Regular Review of Safeguards

We recognize that technology and security measures evolve at a remarkable pace. At Pllenty we annually review our personal information safeguards with our technology consultants and in-house experts. We want to ensure that our safeguards exceed best-practices used in the legal profession.

Open Privacy Practices

It is our practice to post the most up-to-date version of this Privacy Policy on our website at www.pllenty.com

Your Ability to Access Your Information

If you are a Pllenty Client or you have used our website and/or platform to process a payment, and wish to review any personal information we have on you in our files you may do so by contacting us at info@pllenty.com.

Please include sufficient details in your request about the type of information that you would like to see about yourself. We will respond to you within 30 days of receipt. Please note that we only respond if you are making a request relating to your own personal information. We will not grant access to personal information about someone else.
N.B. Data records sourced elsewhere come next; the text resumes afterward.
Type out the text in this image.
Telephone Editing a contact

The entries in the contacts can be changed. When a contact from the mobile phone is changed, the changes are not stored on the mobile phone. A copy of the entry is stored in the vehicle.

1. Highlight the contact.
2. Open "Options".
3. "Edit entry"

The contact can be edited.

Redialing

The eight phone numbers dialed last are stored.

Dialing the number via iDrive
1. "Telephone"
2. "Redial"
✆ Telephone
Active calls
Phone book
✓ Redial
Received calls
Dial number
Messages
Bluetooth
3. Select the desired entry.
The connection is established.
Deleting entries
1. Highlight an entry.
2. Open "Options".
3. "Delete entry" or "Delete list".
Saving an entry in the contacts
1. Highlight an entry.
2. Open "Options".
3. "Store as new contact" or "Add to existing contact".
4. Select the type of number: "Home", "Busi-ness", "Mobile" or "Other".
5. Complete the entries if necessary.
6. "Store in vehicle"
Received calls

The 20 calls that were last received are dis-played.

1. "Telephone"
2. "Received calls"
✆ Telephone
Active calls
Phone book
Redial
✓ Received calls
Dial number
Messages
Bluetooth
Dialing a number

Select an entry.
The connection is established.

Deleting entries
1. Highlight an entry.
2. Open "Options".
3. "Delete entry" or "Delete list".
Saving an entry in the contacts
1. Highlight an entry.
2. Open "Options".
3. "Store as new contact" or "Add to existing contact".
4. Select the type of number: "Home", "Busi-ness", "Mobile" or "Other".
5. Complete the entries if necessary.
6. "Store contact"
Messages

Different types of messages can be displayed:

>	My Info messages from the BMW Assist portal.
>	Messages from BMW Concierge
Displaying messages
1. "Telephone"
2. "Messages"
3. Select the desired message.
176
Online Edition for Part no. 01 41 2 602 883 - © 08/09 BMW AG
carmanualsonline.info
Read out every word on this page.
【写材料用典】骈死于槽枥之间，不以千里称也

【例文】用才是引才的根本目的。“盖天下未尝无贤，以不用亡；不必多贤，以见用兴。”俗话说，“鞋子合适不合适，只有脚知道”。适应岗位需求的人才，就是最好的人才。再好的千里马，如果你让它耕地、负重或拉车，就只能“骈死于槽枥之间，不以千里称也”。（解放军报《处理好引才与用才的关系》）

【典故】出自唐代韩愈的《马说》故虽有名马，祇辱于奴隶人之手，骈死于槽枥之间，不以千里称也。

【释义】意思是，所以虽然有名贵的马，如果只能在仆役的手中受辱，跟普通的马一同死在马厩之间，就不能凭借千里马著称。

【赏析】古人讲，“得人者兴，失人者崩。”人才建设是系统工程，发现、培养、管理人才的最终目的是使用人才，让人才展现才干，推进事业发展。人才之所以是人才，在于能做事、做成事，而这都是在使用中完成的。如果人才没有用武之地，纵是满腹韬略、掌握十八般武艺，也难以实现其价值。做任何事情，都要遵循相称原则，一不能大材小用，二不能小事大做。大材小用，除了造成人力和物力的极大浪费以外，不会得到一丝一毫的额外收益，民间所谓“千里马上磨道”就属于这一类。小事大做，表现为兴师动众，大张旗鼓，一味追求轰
We will be pleased to provide you with access to your personal information as long as it does not fall within an express PIPEDA exception. Examples of such exceptions include information generated in the course of a formal dispute resolution process; information produced in the course of employment or business; or information disclosed to the police or other lawful authorities where we are required to withhold disclosure.

Costs and Fees

Please note that summary information is available on request, subject to the terms above, but more detailed requests requiring archive or other retrieval costs may be subject to our normal professional and disbursement fees.

Questions or Concerns

Should you have any questions or concerns about this Privacy Policy or how we handle your information-access request, please direct them to our Privacy Information Officer. He or she will be pleased to respond and if necessary investigate the matter.

We reserve the right to change our Privacy Policy at any time by posting a new version on our web site. In the event of a conflict between this version and another, the version that is later in time prevails.